Hays County announced a burn ban during their Commissioners Court meeting Tuesday at the request of their Fire Marshal. Counties look at a drought index to make that decision.
"Looking at the numbers over the last several weeks, our points have been up ticking anywhere from 10 to 20 points per day. With that, we're not far away from reaching critical numbers that we've seen in the past. Fire departments have been responding increasingly over this last week. With that I ask for a burn ban order for 90 days," Hays County Fire Marshal Mark Wobus said.
Right now, the fire danger in Hutto is at the "moderate" level, but it is expected to go to "high" in the next couple of days.
"That's based off of the fuel moisture, weather conditions like the wind and the humidity. Right now, we're staying in the moderate because the humidity's still been up a little bit," Battalion Chief Michael Wofford with Hutto Fire Rescue said.
A graphic of Central Texas counties that have enacted burn bans as of July 18, 2023.
Wofford says the moisture level is expected to drop.

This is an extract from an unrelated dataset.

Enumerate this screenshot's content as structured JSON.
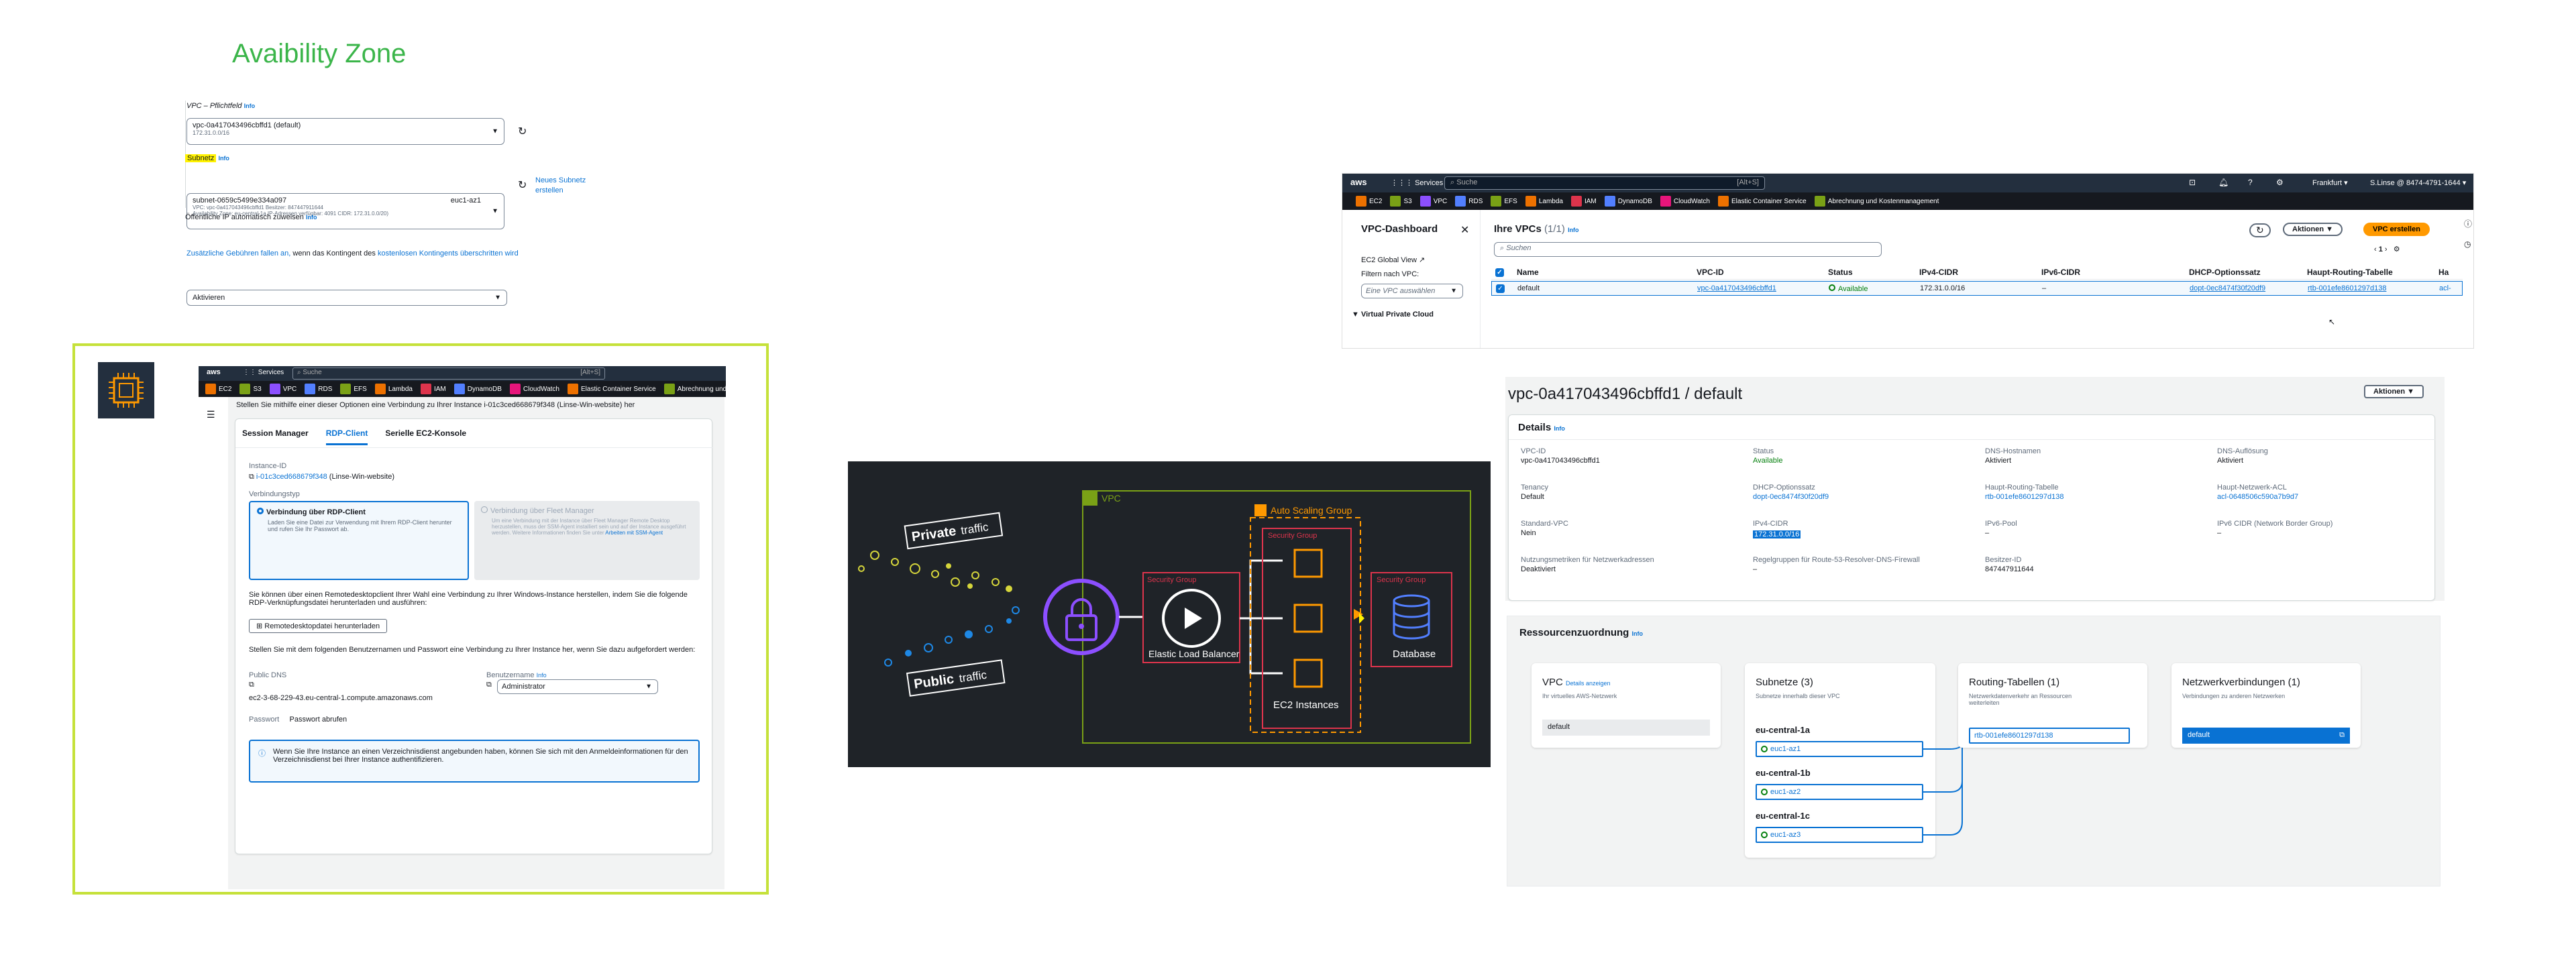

"We're going to start seeing a big increase in the wildfires with the moisture drying out with the heat. And as we get farther into the summer, the humidity drops a lot more often into the twenties instead of the thirties," he said.
Firefighters are also having to adapt to the heat, staying hydrated, working out in the morning, and rotating crews more often.

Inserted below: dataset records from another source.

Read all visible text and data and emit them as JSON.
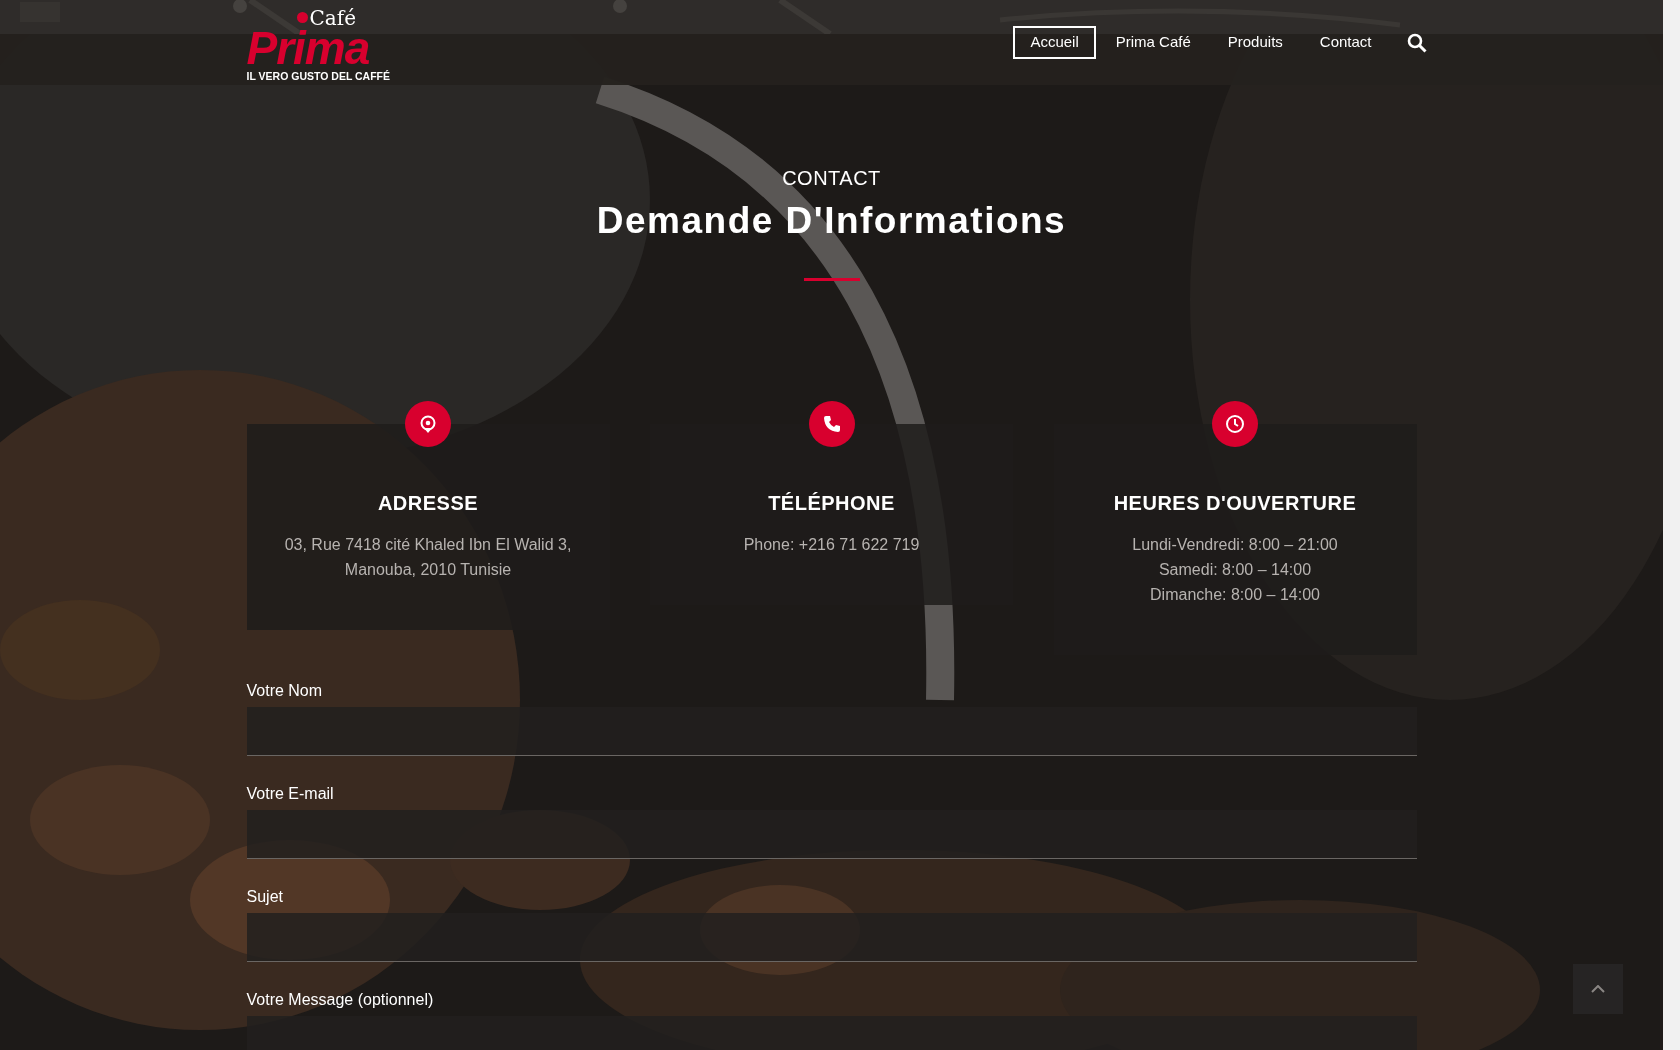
{
  "logo": {
    "top": "Café",
    "main": "Prima",
    "tagline": "IL VERO GUSTO DEL CAFFÉ"
  },
  "nav": [
    {
      "label": "Accueil",
      "selected": true
    },
    {
      "label": "Prima Café",
      "selected": false
    },
    {
      "label": "Produits",
      "selected": false
    },
    {
      "label": "Contact",
      "selected": false
    }
  ],
  "section": {
    "kicker": "CONTACT",
    "title": "Demande D'Informations"
  },
  "cards": [
    {
      "kind": "location",
      "title": "ADRESSE",
      "lines": [
        "03, Rue 7418 cité Khaled Ibn El Walid 3, Manouba, 2010 Tunisie"
      ]
    },
    {
      "kind": "phone",
      "title": "TÉLÉPHONE",
      "lines": [
        "Phone: +216 71 622 719"
      ]
    },
    {
      "kind": "clock",
      "title": "HEURES D'OUVERTURE",
      "lines": [
        "Lundi-Vendredi: 8:00 – 21:00",
        "Samedi: 8:00 – 14:00",
        "Dimanche: 8:00 – 14:00"
      ]
    }
  ],
  "form": [
    {
      "label": "Votre Nom",
      "kind": "input"
    },
    {
      "label": "Votre E-mail",
      "kind": "input"
    },
    {
      "label": "Sujet",
      "kind": "input"
    },
    {
      "label": "Votre Message (optionnel)",
      "kind": "textarea"
    }
  ]
}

Because there's so much fuel on the ground, crews recommend you keep your lawns cut and watered, and be careful about driving into tall grass, it could be hot enough to set a grass fire.
"All the rain we had this spring, we had quite a bit of a wet season, and that made the grass grow a lot. And now all that grass is drying out," Wofford said.
If you are in a place without a burn ban and are approved to burn, always have a water source. Keep an eye on barbecue pits and grills, don't throw out cigarette butts, and make sure chains aren't dragging when you drive.